12-35 複眼持ちの宿命
あの闇が、こんなにも早く人に憑くとは思わなかった。
初めて見つけた時、人が居るからと出なんだが『迷わず捕らえていたら』。そう思わずに居られない。
セイ、だったか。カラッカラに干乾びていたが社の司に促され、離れた男に似ていた。父だろう。
アレに潤いを与え、優しくしたらソックリになるだろうな。
悪く生まれついてしまった。もしかすると良那のヨシと同じで、合いの子の闇を。だとしたら急ぎ。
いや待て、骸が無い。
「狭間の守神に御頼みしようにも、セイから切り取られた闇が無ければ、ドウにも為らぬぞ。」
明寄が頭を抱える。
「あっ、もしかしたら。」
彗が何かを思い出した。
「ん、もしかしたら?」
突出した複眼がキラリ。
「蒐さまから『ウチの社憑き、何でもカンでも集めるんだ』と・・・・・・ハイ、聞きました。」
山背神の使わしめ、蒐。今わに見た鳥の羽を『もっと良く見たいな』と思いながら死亡。
隠になって視力が良くなり、生え変わりなどで抜け落ちた鳥の羽を集め始める。
明暗・色調を段階別に変化させながら並べて楽しんでいたら『社の壁を飾っておくれ』と御言葉を賜り、そのまま山背社に就職。
社憑きから使わしめに出世し、現在に至る。
「何でもカンでも、とな。」
「ヒャイ。」
小熊サイズになった田龜に迫られ、ドキドキ。
「ヨシ、行こう!」
エッ。
「行くぞ、彗。進め。」
一般的な田龜サイズになった明寄が彗の額にチョンと乗り、前肢を広げて指示を出す。
瞬時に団の気持ちを理解した彗は使い犲に目配せし、社に一礼。タッと駆け出した。
山在と山衛の間にある山背は、下高川を見下ろす地にある。
名の通り山を背にしているので鼠と鳥が多く、日当たり風通し共に良好。
「さてと。」
明寄を乗せた彗を見送った迅、社を通して御知らせしようとトコトコ。
烏には乗り慣れているが犲に乗るのは初めて。思った以上に上下に揺れ、尾端にある伸縮自在な短い呼吸管がブランブランする。

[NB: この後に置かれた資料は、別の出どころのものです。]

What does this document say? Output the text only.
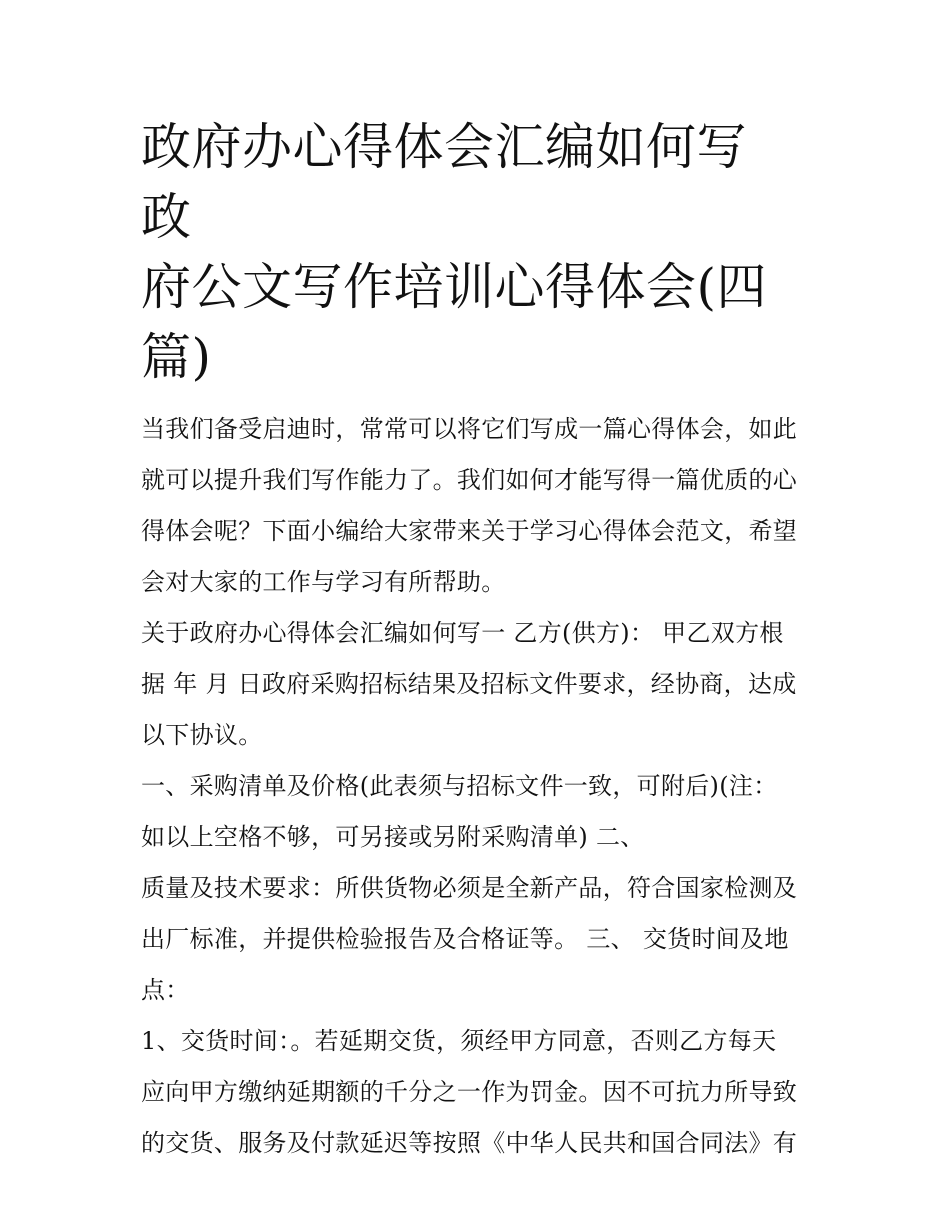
政府办心得体会汇编如何写 政
府公文写作培训心得体会(四
篇)

当我们备受启迪时，常常可以将它们写成一篇心得体会，如此

就可以提升我们写作能力了。我们如何才能写得一篇优质的心

得体会呢？下面小编给大家带来关于学习心得体会范文，希望

会对大家的工作与学习有所帮助。

关于政府办心得体会汇编如何写一 乙方(供方)： 甲乙双方根

据 年 月 日政府采购招标结果及招标文件要求，经协商，达成

以下协议。

一、采购清单及价格(此表须与招标文件一致，可附后)(注：

如以上空格不够，可另接或另附采购清单) 二、

质量及技术要求：所供货物必须是全新产品，符合国家检测及

出厂标准，并提供检验报告及合格证等。 三、 交货时间及地

点：

1、交货时间：。若延期交货，须经甲方同意，否则乙方每天

应向甲方缴纳延期额的千分之一作为罚金。因不可抗力所导致

的交货、服务及付款延迟等按照《中华人民共和国合同法》有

鳥の羽なら生え際に強く縋れるが、犬の毛は細くて柔らかい。腕立て伏せの要領で前肢を低くし、爪を立てるが効果ナシ。
幾度も飛ばされそうになり絶叫。
気合と根性で耳まで移動し、ホッと一息。良かったネ。
「ふぅ、スッキリした。」
停止した彗は明寄が耳に隠れていると知らず、後肢でカキカキ。
『痒いな』と思ったが止まれず、我慢しながら走っていたのだ。仕方ない。
「ホエッ。」
一方、ポロッと落ちた明寄は大慌て。サッサと巨大化すれば良いのに犬酔いでフラフラ。思考力がガクンと、ビックリするホド大幅に低下していた。
潰されるカモと戦戦兢兢。
「お久しぶりです、蒐さま。」
「お久しぶりです、彗さま。・・・・・・明寄さま?」
いつもは迫力満点なのだが千鳥足、いや目を回したトンボ状態。
複眼持ちの宿命か、グルグルされると辛い。
「わぁ、目を回した田龜だ。あっつめよっと。」
山背の社憑き、鼠ん。目をランランさせながら登場。